Steelmaking Wastes as Catalysts for the Circular Conversion of CO2 to Syngas

Reutilizing steel industry waste is increasingly important for reducing its adverse environmental impact and associated disposal costs. Conventional utilization methods offer low added value and are often constrained by the waste’s physical and chemical properties. In contrast, catalytic applications can overcome these limitations. This study investigates the catalytic performance of electric arc furnace slag (EAFS), electric arc furnace dust (EAFD), and ladle furnace slag (LFS) in the reverse water–gas shift (RWGS) reaction, which converts CO2 into CO, a valuable feedstock or reducing agent. Using a CO2/H2 gas mixture at a 1:3 ratio, the catalysts were evaluated for their activity, long-term stability over a 24 h isothermal reaction at 750 °C, and tolerance to sulfur following exposure to 150 ppm of H2S. All materials demonstrated 100% CO selectivity and excellent thermal stability.
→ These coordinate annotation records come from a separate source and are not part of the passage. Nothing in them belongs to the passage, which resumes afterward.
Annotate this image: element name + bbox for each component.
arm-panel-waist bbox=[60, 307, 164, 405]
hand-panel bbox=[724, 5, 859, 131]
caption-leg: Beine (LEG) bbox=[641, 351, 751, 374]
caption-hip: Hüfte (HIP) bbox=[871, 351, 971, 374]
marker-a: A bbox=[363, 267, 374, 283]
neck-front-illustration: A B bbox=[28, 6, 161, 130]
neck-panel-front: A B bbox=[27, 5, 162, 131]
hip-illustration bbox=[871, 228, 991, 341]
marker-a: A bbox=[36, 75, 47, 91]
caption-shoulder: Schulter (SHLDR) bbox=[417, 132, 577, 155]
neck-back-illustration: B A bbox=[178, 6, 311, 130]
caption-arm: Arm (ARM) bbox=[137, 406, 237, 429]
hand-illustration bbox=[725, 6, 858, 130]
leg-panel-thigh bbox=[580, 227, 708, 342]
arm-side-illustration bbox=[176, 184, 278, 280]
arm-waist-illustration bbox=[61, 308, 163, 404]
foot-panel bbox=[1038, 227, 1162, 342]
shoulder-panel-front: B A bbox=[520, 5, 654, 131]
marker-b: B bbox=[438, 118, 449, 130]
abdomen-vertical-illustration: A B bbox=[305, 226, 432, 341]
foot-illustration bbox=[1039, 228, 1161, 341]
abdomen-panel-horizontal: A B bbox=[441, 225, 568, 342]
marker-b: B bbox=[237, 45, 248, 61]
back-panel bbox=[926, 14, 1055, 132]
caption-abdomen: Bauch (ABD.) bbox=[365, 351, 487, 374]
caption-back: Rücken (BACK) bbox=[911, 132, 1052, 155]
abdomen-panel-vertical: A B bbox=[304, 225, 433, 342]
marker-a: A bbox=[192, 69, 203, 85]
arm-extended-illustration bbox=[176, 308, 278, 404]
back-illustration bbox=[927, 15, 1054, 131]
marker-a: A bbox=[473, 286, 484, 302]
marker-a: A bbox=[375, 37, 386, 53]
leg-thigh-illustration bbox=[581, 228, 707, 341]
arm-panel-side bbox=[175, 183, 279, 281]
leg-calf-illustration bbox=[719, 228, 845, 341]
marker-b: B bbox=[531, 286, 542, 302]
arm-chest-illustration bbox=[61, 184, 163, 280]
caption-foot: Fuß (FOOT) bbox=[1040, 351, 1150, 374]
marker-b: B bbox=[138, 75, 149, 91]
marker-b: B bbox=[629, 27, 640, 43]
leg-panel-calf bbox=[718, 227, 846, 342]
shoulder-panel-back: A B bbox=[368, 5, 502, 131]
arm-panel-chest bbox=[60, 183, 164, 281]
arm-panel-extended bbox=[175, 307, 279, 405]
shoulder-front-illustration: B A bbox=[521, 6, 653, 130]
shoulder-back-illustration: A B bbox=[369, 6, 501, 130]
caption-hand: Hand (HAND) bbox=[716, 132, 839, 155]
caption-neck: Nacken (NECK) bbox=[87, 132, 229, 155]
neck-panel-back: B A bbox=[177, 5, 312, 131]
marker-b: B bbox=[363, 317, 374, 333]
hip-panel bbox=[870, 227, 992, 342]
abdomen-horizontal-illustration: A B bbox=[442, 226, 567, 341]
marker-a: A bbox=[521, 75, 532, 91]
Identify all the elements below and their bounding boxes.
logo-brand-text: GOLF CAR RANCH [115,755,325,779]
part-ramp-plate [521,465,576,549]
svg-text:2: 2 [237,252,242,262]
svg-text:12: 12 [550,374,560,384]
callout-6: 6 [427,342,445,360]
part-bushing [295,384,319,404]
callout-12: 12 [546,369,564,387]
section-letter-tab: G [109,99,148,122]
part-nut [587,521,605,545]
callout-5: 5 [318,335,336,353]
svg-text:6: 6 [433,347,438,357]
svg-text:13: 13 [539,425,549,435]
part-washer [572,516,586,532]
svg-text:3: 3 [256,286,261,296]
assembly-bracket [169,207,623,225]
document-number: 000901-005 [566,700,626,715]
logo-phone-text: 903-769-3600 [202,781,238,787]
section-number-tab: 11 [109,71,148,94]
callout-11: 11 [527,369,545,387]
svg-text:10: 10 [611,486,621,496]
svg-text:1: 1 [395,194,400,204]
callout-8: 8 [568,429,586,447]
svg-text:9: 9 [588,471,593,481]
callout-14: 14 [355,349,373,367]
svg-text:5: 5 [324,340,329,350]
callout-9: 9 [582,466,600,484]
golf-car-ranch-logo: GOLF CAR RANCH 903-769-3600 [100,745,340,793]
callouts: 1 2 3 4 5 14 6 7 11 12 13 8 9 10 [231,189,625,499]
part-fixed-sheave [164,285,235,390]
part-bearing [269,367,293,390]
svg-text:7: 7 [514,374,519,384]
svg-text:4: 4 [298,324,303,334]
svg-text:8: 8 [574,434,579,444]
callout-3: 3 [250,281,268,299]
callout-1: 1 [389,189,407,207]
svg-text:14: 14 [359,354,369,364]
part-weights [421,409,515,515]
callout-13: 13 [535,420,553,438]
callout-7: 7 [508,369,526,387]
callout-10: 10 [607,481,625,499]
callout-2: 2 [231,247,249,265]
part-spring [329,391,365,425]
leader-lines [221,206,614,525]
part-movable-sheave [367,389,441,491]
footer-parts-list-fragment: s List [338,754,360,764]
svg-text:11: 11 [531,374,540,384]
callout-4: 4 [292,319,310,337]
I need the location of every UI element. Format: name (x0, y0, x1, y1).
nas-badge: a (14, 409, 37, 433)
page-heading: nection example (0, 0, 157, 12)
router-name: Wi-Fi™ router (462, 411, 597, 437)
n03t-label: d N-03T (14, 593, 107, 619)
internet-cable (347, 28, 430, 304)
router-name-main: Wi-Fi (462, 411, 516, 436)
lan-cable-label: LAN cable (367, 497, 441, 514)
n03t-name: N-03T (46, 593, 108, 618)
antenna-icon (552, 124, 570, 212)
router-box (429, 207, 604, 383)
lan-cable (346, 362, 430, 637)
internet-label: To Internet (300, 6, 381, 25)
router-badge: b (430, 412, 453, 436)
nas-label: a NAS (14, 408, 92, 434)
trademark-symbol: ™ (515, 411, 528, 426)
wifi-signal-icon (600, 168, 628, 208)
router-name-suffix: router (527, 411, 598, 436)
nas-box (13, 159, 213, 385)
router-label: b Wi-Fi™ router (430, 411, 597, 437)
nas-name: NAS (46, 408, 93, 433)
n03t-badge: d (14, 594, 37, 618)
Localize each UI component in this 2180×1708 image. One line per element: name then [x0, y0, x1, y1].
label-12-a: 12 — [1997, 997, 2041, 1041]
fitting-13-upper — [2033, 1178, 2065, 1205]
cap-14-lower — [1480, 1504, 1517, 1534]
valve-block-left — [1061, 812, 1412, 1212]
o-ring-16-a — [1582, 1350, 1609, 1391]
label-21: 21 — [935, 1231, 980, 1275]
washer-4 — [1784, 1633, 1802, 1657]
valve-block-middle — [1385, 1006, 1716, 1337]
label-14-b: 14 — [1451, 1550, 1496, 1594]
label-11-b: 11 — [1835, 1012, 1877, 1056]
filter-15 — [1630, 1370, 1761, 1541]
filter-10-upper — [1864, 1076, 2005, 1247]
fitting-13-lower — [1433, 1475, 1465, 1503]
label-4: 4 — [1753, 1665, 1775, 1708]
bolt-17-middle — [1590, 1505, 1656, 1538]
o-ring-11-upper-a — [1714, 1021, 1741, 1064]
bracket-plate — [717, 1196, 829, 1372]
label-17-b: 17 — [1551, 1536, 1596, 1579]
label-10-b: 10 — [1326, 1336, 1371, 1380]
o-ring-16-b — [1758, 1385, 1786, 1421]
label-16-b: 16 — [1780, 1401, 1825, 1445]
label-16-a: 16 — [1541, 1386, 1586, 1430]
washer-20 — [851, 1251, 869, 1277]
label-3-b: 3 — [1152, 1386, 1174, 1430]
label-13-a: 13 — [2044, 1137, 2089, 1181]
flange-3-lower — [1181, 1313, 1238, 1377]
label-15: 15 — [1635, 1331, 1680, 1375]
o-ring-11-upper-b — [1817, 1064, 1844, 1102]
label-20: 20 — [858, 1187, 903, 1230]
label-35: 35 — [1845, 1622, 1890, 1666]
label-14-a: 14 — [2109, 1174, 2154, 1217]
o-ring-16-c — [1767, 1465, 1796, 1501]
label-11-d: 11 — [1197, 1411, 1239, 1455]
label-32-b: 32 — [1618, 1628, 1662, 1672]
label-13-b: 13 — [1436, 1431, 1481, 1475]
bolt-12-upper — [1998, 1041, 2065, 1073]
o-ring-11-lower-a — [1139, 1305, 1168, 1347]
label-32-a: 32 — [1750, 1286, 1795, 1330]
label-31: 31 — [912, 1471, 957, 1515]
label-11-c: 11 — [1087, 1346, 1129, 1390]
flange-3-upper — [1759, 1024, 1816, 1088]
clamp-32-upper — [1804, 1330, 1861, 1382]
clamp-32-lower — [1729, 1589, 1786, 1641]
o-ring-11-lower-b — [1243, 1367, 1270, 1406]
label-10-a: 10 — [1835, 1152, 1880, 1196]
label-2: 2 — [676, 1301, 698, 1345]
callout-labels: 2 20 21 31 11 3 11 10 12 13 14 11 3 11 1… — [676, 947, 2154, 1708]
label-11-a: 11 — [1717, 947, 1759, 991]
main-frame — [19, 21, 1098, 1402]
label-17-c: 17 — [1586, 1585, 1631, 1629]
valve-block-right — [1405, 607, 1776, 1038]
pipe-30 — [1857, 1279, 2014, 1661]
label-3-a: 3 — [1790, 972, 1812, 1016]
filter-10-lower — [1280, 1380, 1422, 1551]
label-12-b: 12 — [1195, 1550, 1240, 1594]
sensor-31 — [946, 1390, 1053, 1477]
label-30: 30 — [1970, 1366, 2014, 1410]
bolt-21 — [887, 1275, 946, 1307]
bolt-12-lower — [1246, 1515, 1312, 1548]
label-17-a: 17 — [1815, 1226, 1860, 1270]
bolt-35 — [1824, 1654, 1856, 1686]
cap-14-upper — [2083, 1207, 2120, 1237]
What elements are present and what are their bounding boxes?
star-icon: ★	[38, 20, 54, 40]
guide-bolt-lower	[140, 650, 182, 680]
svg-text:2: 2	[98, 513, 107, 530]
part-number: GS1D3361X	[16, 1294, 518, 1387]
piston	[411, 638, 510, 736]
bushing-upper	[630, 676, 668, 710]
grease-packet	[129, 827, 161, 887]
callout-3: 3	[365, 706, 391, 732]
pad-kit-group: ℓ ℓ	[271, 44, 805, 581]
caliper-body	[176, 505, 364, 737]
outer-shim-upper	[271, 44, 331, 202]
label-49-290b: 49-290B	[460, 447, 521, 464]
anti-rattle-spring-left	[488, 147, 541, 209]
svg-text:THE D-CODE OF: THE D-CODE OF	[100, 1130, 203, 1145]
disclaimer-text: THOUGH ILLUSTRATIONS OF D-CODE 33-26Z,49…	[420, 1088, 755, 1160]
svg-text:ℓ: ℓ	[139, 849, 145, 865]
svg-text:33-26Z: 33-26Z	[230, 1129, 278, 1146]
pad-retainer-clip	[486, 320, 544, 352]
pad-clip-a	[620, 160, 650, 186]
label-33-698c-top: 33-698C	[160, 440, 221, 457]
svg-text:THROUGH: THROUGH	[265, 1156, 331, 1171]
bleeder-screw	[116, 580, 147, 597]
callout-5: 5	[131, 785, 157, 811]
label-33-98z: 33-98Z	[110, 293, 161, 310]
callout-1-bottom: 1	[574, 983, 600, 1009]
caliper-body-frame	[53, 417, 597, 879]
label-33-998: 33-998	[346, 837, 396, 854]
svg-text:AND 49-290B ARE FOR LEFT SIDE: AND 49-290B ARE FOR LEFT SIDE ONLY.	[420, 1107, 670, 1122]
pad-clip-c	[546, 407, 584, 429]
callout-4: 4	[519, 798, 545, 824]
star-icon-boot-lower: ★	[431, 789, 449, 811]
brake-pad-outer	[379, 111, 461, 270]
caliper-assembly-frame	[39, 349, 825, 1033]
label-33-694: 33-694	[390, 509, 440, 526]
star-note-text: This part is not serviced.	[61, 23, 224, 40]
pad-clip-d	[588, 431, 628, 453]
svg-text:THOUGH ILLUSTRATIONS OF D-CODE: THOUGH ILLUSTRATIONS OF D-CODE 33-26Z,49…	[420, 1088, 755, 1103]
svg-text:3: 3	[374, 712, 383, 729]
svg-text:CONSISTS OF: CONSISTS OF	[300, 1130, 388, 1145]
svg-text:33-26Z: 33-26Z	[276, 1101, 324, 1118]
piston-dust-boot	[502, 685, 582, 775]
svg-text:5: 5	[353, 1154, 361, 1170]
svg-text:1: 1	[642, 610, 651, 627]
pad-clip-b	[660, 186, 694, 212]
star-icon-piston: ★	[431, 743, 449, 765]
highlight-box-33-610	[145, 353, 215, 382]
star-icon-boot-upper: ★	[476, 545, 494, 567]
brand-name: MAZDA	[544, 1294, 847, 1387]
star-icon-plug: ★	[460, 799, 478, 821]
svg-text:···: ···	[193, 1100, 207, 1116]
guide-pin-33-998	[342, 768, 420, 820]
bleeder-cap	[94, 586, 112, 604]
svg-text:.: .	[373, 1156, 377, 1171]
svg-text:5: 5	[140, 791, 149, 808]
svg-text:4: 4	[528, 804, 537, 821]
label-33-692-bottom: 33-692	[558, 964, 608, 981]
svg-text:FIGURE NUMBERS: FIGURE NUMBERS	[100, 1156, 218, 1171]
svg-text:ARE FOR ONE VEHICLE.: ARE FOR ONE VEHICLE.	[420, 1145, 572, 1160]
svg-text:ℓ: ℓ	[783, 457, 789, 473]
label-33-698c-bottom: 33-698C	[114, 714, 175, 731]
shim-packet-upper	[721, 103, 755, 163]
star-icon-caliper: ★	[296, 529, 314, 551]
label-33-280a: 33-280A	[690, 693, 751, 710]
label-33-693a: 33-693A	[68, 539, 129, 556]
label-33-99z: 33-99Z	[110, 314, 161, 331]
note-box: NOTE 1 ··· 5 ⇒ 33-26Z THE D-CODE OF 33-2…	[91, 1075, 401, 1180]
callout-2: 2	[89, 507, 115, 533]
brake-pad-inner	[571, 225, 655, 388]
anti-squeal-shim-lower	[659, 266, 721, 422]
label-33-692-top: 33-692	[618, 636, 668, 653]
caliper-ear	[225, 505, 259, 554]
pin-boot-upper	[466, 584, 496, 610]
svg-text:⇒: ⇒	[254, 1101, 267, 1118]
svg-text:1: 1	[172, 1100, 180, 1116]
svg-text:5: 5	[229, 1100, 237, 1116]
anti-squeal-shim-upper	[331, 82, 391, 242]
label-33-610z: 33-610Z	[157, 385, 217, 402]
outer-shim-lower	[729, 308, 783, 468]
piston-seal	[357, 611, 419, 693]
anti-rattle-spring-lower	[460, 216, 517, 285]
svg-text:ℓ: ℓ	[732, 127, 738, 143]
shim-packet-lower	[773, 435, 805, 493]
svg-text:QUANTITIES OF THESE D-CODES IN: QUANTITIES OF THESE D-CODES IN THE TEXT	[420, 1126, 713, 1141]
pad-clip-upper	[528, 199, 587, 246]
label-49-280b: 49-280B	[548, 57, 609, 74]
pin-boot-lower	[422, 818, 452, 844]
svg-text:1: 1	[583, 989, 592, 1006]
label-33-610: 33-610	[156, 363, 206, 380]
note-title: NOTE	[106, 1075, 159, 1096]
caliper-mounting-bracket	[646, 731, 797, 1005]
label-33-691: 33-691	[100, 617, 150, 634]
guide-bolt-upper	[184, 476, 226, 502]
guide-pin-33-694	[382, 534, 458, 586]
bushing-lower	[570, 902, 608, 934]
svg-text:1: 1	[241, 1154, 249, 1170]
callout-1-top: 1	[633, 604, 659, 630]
Notably, EAFD showed only a reversible decrease in activity upon H2S exposure, significantly outperforming the 3%Pd/Ce/Al2O3 reference catalyst, which exhibited an irreversible loss. In situ X-ray diffraction (XRD) revealed a correlation between FeO/Fe transformations and the activity of EAFD and EAFS, while LFS showed CaCO3 formation and decomposition as the dominant process. These findings highlight the potential of steelmaking wastes as efficient sulfur-resistant catalysts for large-scale CO2 utilization via the RWGS reaction.